Graduates beware, the stakes are rising in the hunt for employment — at least in journalism.
On Monday The Full Story website published a press release and video of unemployed recent journalism graduate Rohan Smith under the headline, “300 rejections in four months leads to creative job hunting”.
Rohan had approached The Full Story with the idea of creating a “personal PR” press release after meeting the site’s advisor Michael Riley at a job interview. Rohan told Crikey, “I created a media release, he suggested maybe work with a couple of different mediums, including the video.”

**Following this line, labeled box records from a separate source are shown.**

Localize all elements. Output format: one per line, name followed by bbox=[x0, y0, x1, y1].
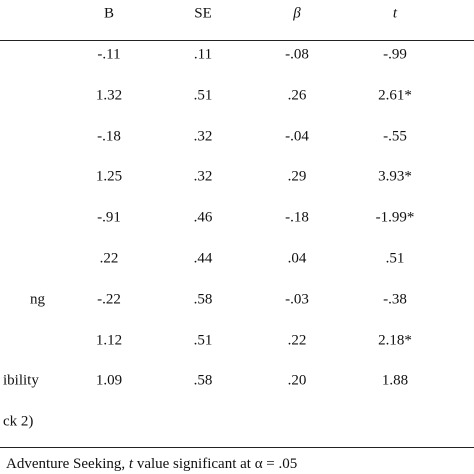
table-cell: 1.25 bbox=[95, 168, 123, 185]
footnote-text: t bbox=[128, 456, 134, 472]
table-cell: .51 bbox=[385, 250, 405, 267]
row-label: ng bbox=[30, 291, 45, 308]
table-cell: -.38 bbox=[383, 291, 407, 308]
table-cell: .32 bbox=[193, 168, 213, 185]
table-cell: .46 bbox=[193, 209, 213, 226]
row-label: ck 2) bbox=[3, 413, 34, 430]
table-cell: -.04 bbox=[285, 128, 309, 145]
table-cell: -.18 bbox=[285, 209, 309, 226]
table-cell: 3.93* bbox=[378, 168, 412, 185]
table-cell: .22 bbox=[99, 250, 119, 267]
table-cell: 2.61* bbox=[378, 87, 412, 104]
footnote-text: Adventure Seeking, bbox=[6, 456, 126, 472]
footnote: Adventure Seeking, t value significant a… bbox=[6, 456, 297, 473]
column-header: SE bbox=[194, 5, 212, 22]
column-header: B bbox=[103, 5, 115, 22]
table-cell: 1.12 bbox=[95, 332, 123, 349]
table-cell: .26 bbox=[287, 87, 307, 104]
table-cell: .51 bbox=[193, 87, 213, 104]
table-cell: -.99 bbox=[383, 46, 407, 63]
table-cell: -1.99* bbox=[375, 209, 415, 226]
table-cell: .29 bbox=[287, 168, 307, 185]
row-label: ibility bbox=[3, 372, 39, 389]
table-cell: -.55 bbox=[383, 128, 407, 145]
table-cell: .20 bbox=[287, 372, 307, 389]
table-cell: -.22 bbox=[97, 291, 121, 308]
table-cell: .58 bbox=[193, 372, 213, 389]
table-cell: .51 bbox=[193, 332, 213, 349]
header-rule bbox=[0, 40, 474, 41]
table-cell: 1.88 bbox=[381, 372, 409, 389]
table-cell: .04 bbox=[287, 250, 307, 267]
table-cell: .58 bbox=[193, 291, 213, 308]
column-header: β bbox=[293, 5, 301, 22]
table-cell: -.18 bbox=[97, 128, 121, 145]
table-cell: -.03 bbox=[285, 291, 309, 308]
table-cell: 1.09 bbox=[95, 372, 123, 389]
table-cell: .22 bbox=[287, 332, 307, 349]
table-cell: 1.32 bbox=[95, 87, 123, 104]
table-cell: -.11 bbox=[97, 46, 121, 63]
bottom-rule bbox=[0, 447, 474, 448]
footnote-text: value significant at α = .05 bbox=[136, 456, 298, 472]
column-header: t bbox=[392, 5, 398, 22]
table-cell: .32 bbox=[193, 128, 213, 145]
table-cell: .44 bbox=[193, 250, 213, 267]
table-cell: 2.18* bbox=[378, 332, 412, 349]
table-cell: -.91 bbox=[97, 209, 121, 226]
table-cell: .11 bbox=[193, 46, 213, 63]
table-cell: -.08 bbox=[285, 46, 309, 63]
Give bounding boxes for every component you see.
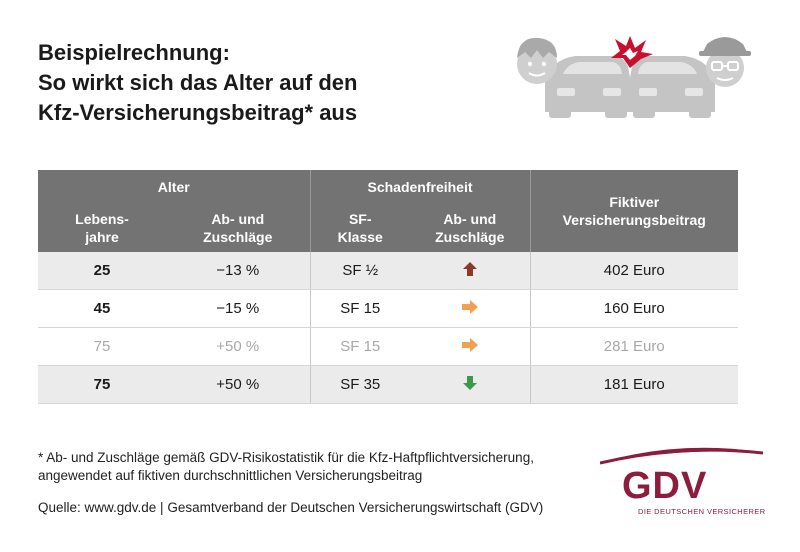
logo-wordmark: GDV bbox=[622, 465, 707, 507]
table-row: 75 +50 % SF 15 281 Euro bbox=[38, 327, 738, 366]
footnote: * Ab- und Zuschläge gemäß GDV-Risikostat… bbox=[38, 449, 598, 485]
age-adjustment-cell: −13 % bbox=[166, 252, 311, 290]
arrow-down-icon bbox=[462, 375, 477, 390]
sf-header-line-2: Klasse bbox=[337, 229, 383, 245]
calculation-table: Alter Schadenfreiheit Fiktiver Versicher… bbox=[38, 170, 738, 404]
arrow-right-icon bbox=[461, 337, 478, 352]
age-cell: 45 bbox=[38, 289, 166, 328]
arrow-right-icon bbox=[461, 299, 478, 314]
group-header-schadenfreiheit: Schadenfreiheit bbox=[310, 170, 531, 204]
logo-tagline: DIE DEUTSCHEN VERSICHERER bbox=[638, 507, 765, 516]
title-line-2: So wirkt sich das Alter auf den bbox=[38, 70, 358, 95]
sf-adjustment-cell bbox=[410, 252, 531, 290]
age-cell: 75 bbox=[38, 365, 166, 404]
sf-class-cell: SF 15 bbox=[310, 289, 410, 328]
age-header-line-1: Lebens- bbox=[75, 211, 129, 227]
age-adj-header-line-1: Ab- und bbox=[211, 211, 265, 227]
column-header-age-adjustment: Ab- und Zuschläge bbox=[166, 204, 311, 252]
sf-adjustment-cell bbox=[410, 289, 531, 328]
premium-cell: 181 Euro bbox=[530, 365, 738, 404]
arrow-up-icon bbox=[462, 261, 477, 276]
sf-adjustment-cell bbox=[410, 365, 531, 404]
table-row: 25 −13 % SF ½ 402 Euro bbox=[38, 252, 738, 290]
sf-adj-header-line-2: Zuschläge bbox=[435, 229, 505, 245]
age-adjustment-cell: +50 % bbox=[166, 365, 311, 404]
column-header-sf-adjustment: Ab- und Zuschläge bbox=[410, 204, 531, 252]
premium-cell: 402 Euro bbox=[530, 252, 738, 290]
footnote-line-1: * Ab- und Zuschläge gemäß GDV-Risikostat… bbox=[38, 450, 534, 465]
footnote-line-2: angewendet auf fiktiven durchschnittlich… bbox=[38, 468, 423, 483]
sf-class-cell: SF 35 bbox=[310, 365, 410, 404]
premium-cell: 281 Euro bbox=[530, 327, 738, 366]
title-line-3: Kfz-Versicherungsbeitrag* aus bbox=[38, 100, 358, 125]
car-crash-icon bbox=[517, 36, 751, 118]
title-line-1: Beispielrechnung: bbox=[38, 40, 230, 65]
sf-adj-header-line-1: Ab- und bbox=[443, 211, 497, 227]
column-header-premium: Fiktiver Versicherungsbeitrag bbox=[530, 170, 738, 252]
age-adjustment-cell: −15 % bbox=[166, 289, 311, 328]
table-row: 45 −15 % SF 15 160 Euro bbox=[38, 289, 738, 328]
table-row: 75 +50 % SF 35 181 Euro bbox=[38, 365, 738, 404]
sf-class-cell: SF ½ bbox=[310, 252, 410, 290]
source-line: Quelle: www.gdv.de | Gesamtverband der D… bbox=[38, 500, 544, 515]
premium-header-line-2: Versicherungsbeitrag bbox=[562, 212, 706, 228]
age-adjustment-cell: +50 % bbox=[166, 327, 311, 366]
premium-header-line-1: Fiktiver bbox=[609, 194, 660, 210]
age-header-line-2: jahre bbox=[85, 229, 119, 245]
age-cell: 75 bbox=[38, 327, 166, 366]
premium-cell: 160 Euro bbox=[530, 289, 738, 328]
sf-header-line-1: SF- bbox=[348, 211, 372, 227]
column-header-sf-class: SF- Klasse bbox=[310, 204, 410, 252]
sf-class-cell: SF 15 bbox=[310, 327, 410, 366]
sf-adjustment-cell bbox=[410, 327, 531, 366]
age-cell: 25 bbox=[38, 252, 166, 290]
group-header-alter: Alter bbox=[38, 170, 311, 204]
age-adj-header-line-2: Zuschläge bbox=[203, 229, 273, 245]
column-header-age: Lebens- jahre bbox=[38, 204, 166, 252]
page-title: Beispielrechnung: So wirkt sich das Alte… bbox=[38, 38, 478, 128]
gdv-logo: GDV DIE DEUTSCHEN VERSICHERER bbox=[600, 447, 765, 516]
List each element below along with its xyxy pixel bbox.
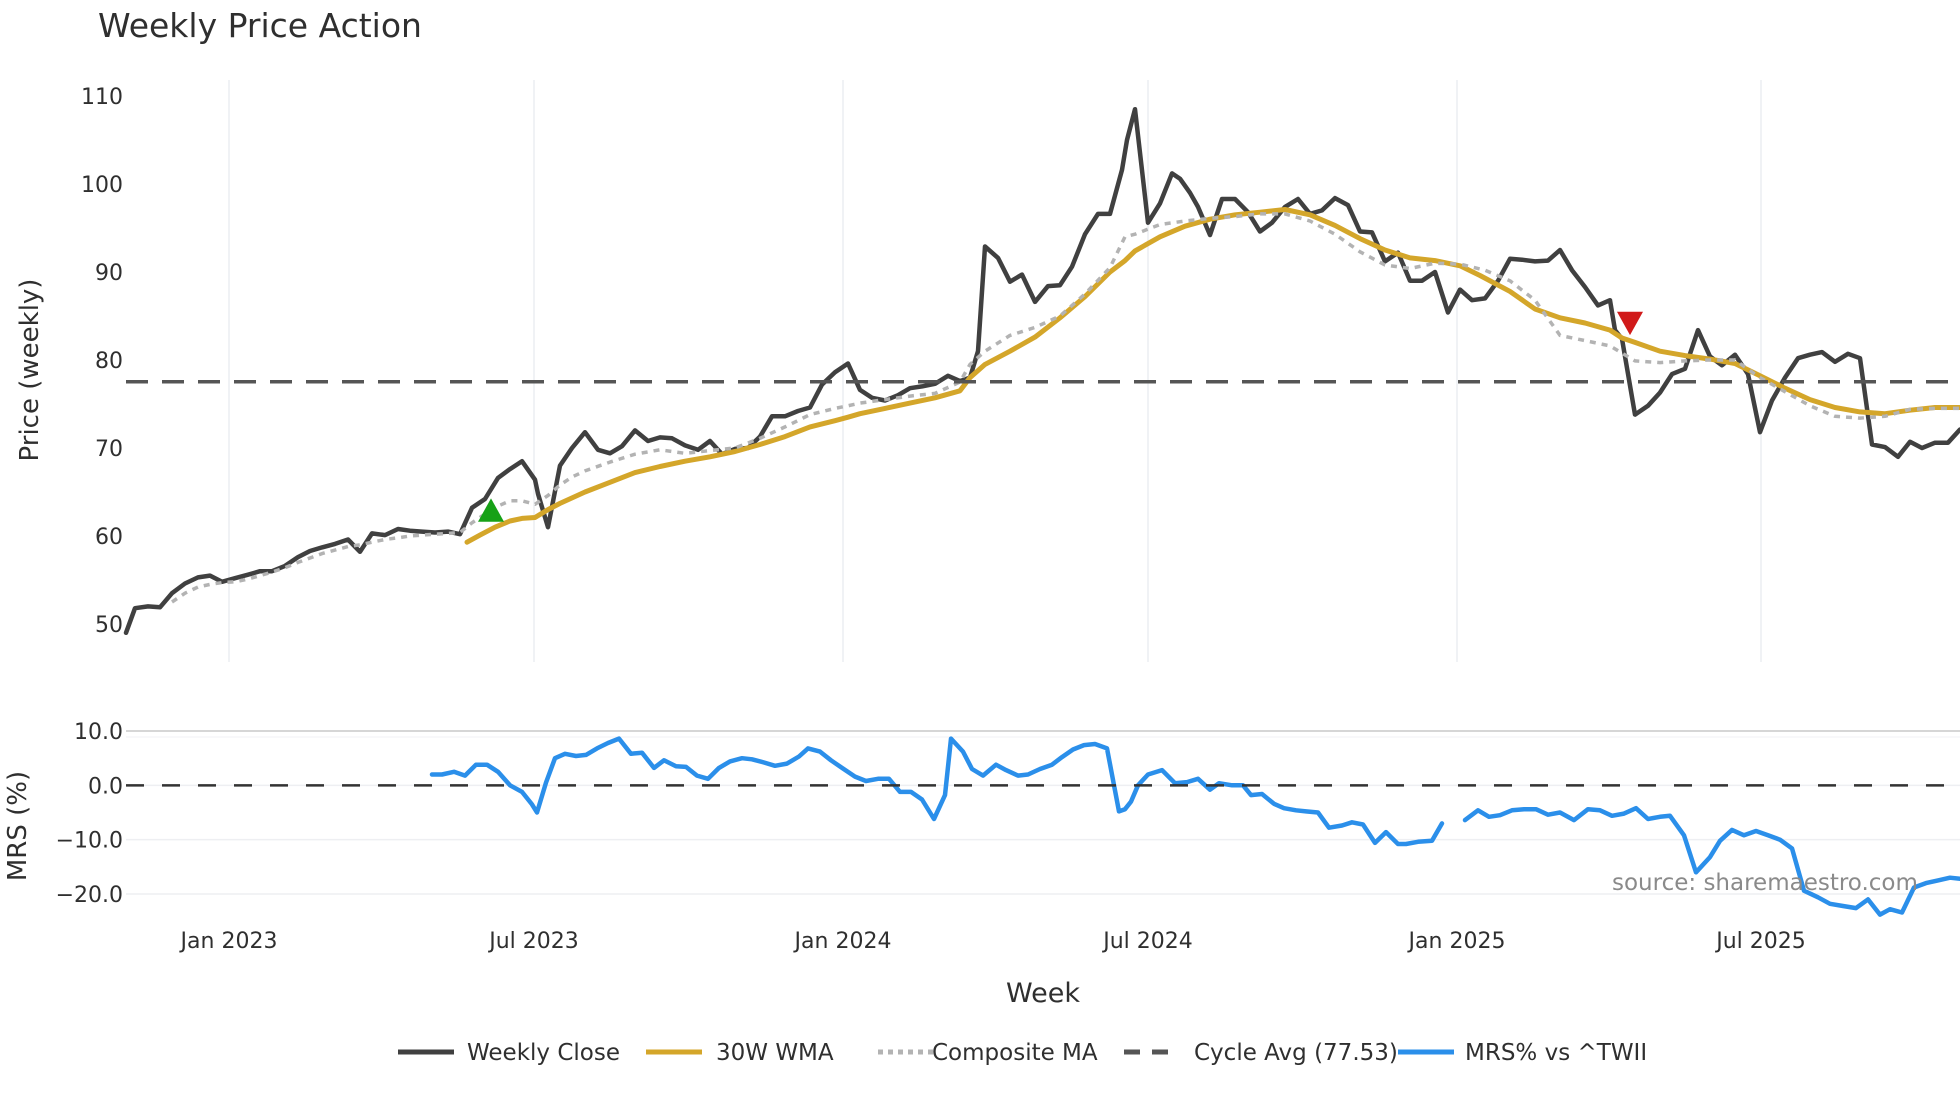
- legend: Weekly Close 30W WMA Composite MA Cycle Avg…: [398, 1040, 1647, 1066]
- mrs-y-axis-label: MRS (%): [3, 771, 33, 881]
- y-tick-label: 70: [95, 437, 123, 462]
- gridlines: [126, 80, 1960, 895]
- chart-title: Weekly Price Action: [98, 6, 422, 45]
- x-tick-label: Jan 2024: [793, 929, 892, 954]
- y-tick-label: 80: [95, 349, 123, 374]
- y-tick-label: 90: [95, 261, 123, 286]
- y-tick-label: 110: [81, 85, 123, 110]
- price-y-axis-label: Price (weekly): [15, 279, 45, 462]
- y-tick-label: 100: [81, 173, 123, 198]
- series-line: [171, 212, 1960, 604]
- x-tick-label: Jul 2024: [1101, 929, 1193, 954]
- legend-label: MRS% vs ^TWII: [1465, 1040, 1647, 1066]
- legend-label: Weekly Close: [467, 1040, 620, 1066]
- legend-label: Cycle Avg (77.53): [1194, 1040, 1398, 1066]
- legend-label: 30W WMA: [716, 1040, 834, 1066]
- y-tick-label: 50: [95, 613, 123, 638]
- sell-signal-marker: [1617, 311, 1643, 336]
- price-y-axis: 50 60 70 80 90 100 110: [81, 85, 123, 638]
- x-axis-label: Week: [1006, 978, 1080, 1009]
- plot-series: [123, 106, 1960, 917]
- buy-signal-marker: [478, 498, 504, 522]
- mrs-y-axis: 10.0 0.0 −10.0 −20.0: [56, 720, 123, 908]
- signal-markers: [478, 311, 1643, 522]
- x-tick-label: Jul 2025: [1714, 929, 1806, 954]
- x-tick-label: Jan 2023: [179, 929, 278, 954]
- x-tick-label: Jul 2023: [487, 929, 579, 954]
- x-axis: Jan 2023 Jul 2023 Jan 2024 Jul 2024 Jan 2025…: [179, 929, 1806, 954]
- series-line: [429, 736, 1960, 917]
- source-annotation: source: sharemaestro.com: [1612, 870, 1918, 896]
- series-line: [464, 207, 1960, 545]
- y-tick-label: 10.0: [74, 720, 123, 745]
- y-tick-label: 60: [95, 525, 123, 550]
- legend-label: Composite MA: [932, 1040, 1098, 1066]
- y-tick-label: 0.0: [88, 774, 123, 799]
- y-tick-label: −20.0: [56, 883, 123, 908]
- series-line: [123, 106, 1960, 636]
- y-tick-label: −10.0: [56, 829, 123, 854]
- x-tick-label: Jan 2025: [1407, 929, 1506, 954]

In the video Rohan explains that despite his qualifications he has been unable to find a job in journalism and that his media release, reproduced by Crikey in our Media Briefs section Wednesday, is his attempt to make himself stand out from the crowd.
Rohan, who has actively applied for advertised jobs and cadetships and cold-canvassed media organisations, including from regional areas, told Crikey his “personal PR” was born out of necessity.
“I’m a bit of a shy person naturally, you see. I felt a need to make myself more accessible.”
Rohan Smith is not alone, he only knows two classmates from Monash who have successfully found work in the media since graduation in November last year.
Employment opportunities in traditional media like print and TV were already tending downward last year, but when the Global Financial Crisis arrived and ate advertising revenue, Fairfax canned its cadetship program and laid off hundreds of staff members. News Ltd quickly followed with its own lay-offs.
RMIT’s journalism program director Maree Curtis told Crikey that although it was still too early to tell how the GFC would impact upon media jobs, she usually advised journalism graduates to wait six months before they start panicking.
“The vast majority of graduates who want to work as journalists — around 80% — find jobs within six months,” Curtis said.
“As jobs contract in traditional areas they’re opening in other areas like online.”
Although he has received a lot of encouragement following his personal PR debut, Rohan has not yet been offered a job.
“I’ve had one gentlemen who has called me and encouraged me to apply for a position,” he told Crikey, “I’m hopeful that this will work.”
Rohan, who failed to nab the ABC sports cadetship this year, told Crikey sports is where it’s at for him.
“Dream job? Probably a sports journalist for a large metro newspaper. Or any paper for that matter.”